Sie war perplex. Jedoch passte es ins Bild. Van der Welt war ein sexistischer Arsch, dessen Machenschaften an die Öffentlichkeit gehörten, aber viel zu penibel, um so fahrlässig zu handeln. Melanie Unwelt hätte sie nie allein so weit hinausschleppen können und hatte im Grunde kein Motiv. Am Ende bliebt nur der Souschef.

Verflucht. Warum hatte sie das nicht vorhergesehen? Ehrlicherweise wäre es ihr lieber gewesen, van der Welt hopszunehmen. Aber das musste dann wohl die Presse erledigen ...
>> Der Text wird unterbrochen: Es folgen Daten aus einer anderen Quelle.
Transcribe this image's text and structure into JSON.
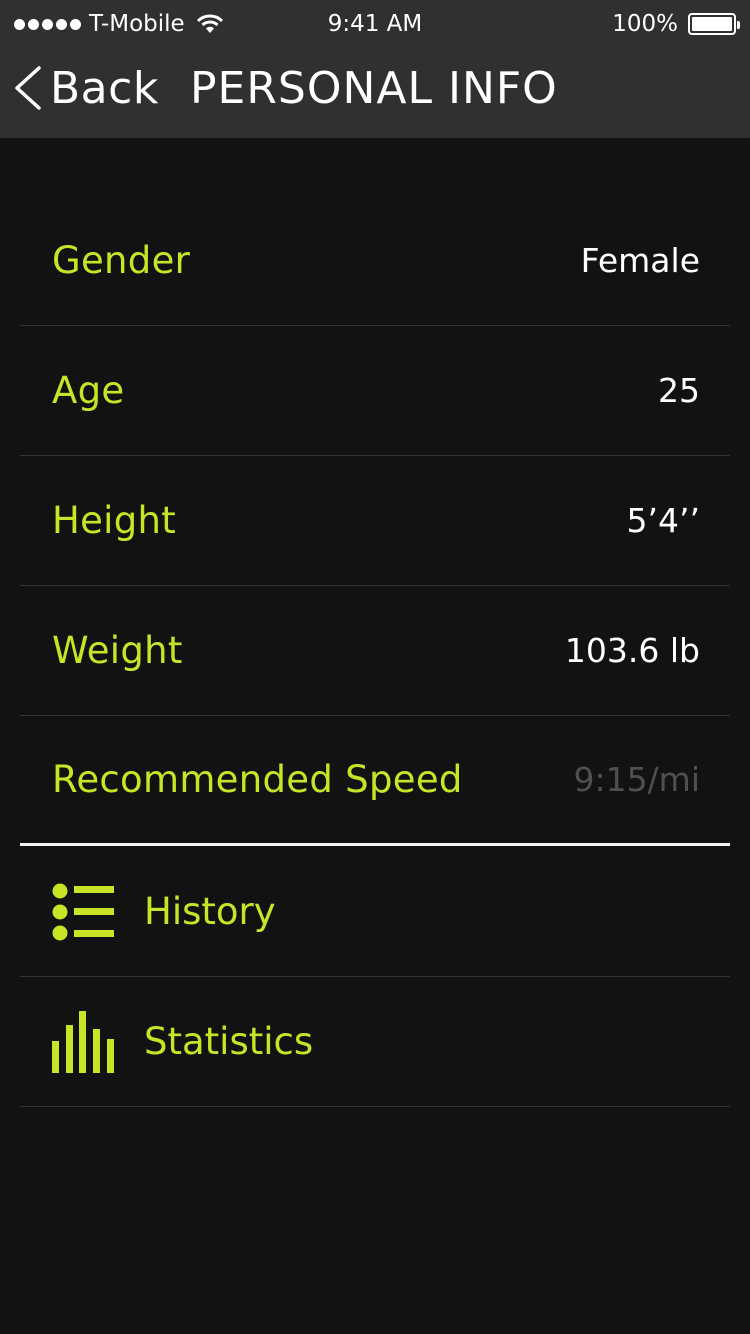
{
  "status_bar": {
    "carrier": "T-Mobile",
    "time": "9:41 AM",
    "battery": "100%"
  },
  "header": {
    "back_label": "Back",
    "title": "PERSONAL INFO"
  },
  "info": {
    "rows": [
      {
        "label": "Gender",
        "value": "Female"
      },
      {
        "label": "Age",
        "value": "25"
      },
      {
        "label": "Height",
        "value": "5’4’’"
      },
      {
        "label": "Weight",
        "value": "103.6 lb"
      },
      {
        "label": "Recommended Speed",
        "value": "9:15/mi"
      }
    ]
  },
  "nav": {
    "items": [
      {
        "label": "History",
        "icon": "list-icon"
      },
      {
        "label": "Statistics",
        "icon": "bar-chart-icon"
      }
    ]
  },
  "colors": {
    "accent": "#c9e426",
    "background": "#111312",
    "header": "#2f3030",
    "muted": "#4e504f"
  }
}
* siehe Janette Müllers erster Fall: „Dichtbespachtelte Plätzchen"

★★★

Wahl des Titels

Der Titel sollte eine Assoziation mit dem Meer wecken. Der Geschmack von Salz auf den Lippen, wenn der Wind die feinen Tröpfchen verteilt, gehört für mich klassischerweise dazu. Salzwasser im Gesicht von Janette leitet dabei zunächst die Geschichte ein und später nochmals den dramaturgischen Höhepunkt. Nicht zuletzt handelt es sich um eine Vorausdeutung, dass es um Geschmack geht, in diesem Fall in einem Sternerestaurant.

Trivia

Das premium Kobe-Rind der Rasse „Holstein-Wagyu" existiert tatsächlich. Ob man dessen gezupfte Keule in Sternerestaurants serviert, kann ich jedoch nicht mit Sicherheit sagen. Den Namen und Inhalt für das Gericht habe ich grob an einem existierenden „Surf-and-Turf" Sternekoch-Rezept orientiert. Das Dänen-Gurkenrelish ist natürlich Blödsinn.

Eine der Grundideen für die Geschichte basiert (neben den vorgegebenen Begriffen: windzerzaust, Gurkenrelish, Leuchtturm, Fracksausen, Sprockholz) auf einer ebenso aktuellen wie bedenklichen #metoo Reportage, die "Der Spiegel" Anfang Mai 2023 gebracht hat.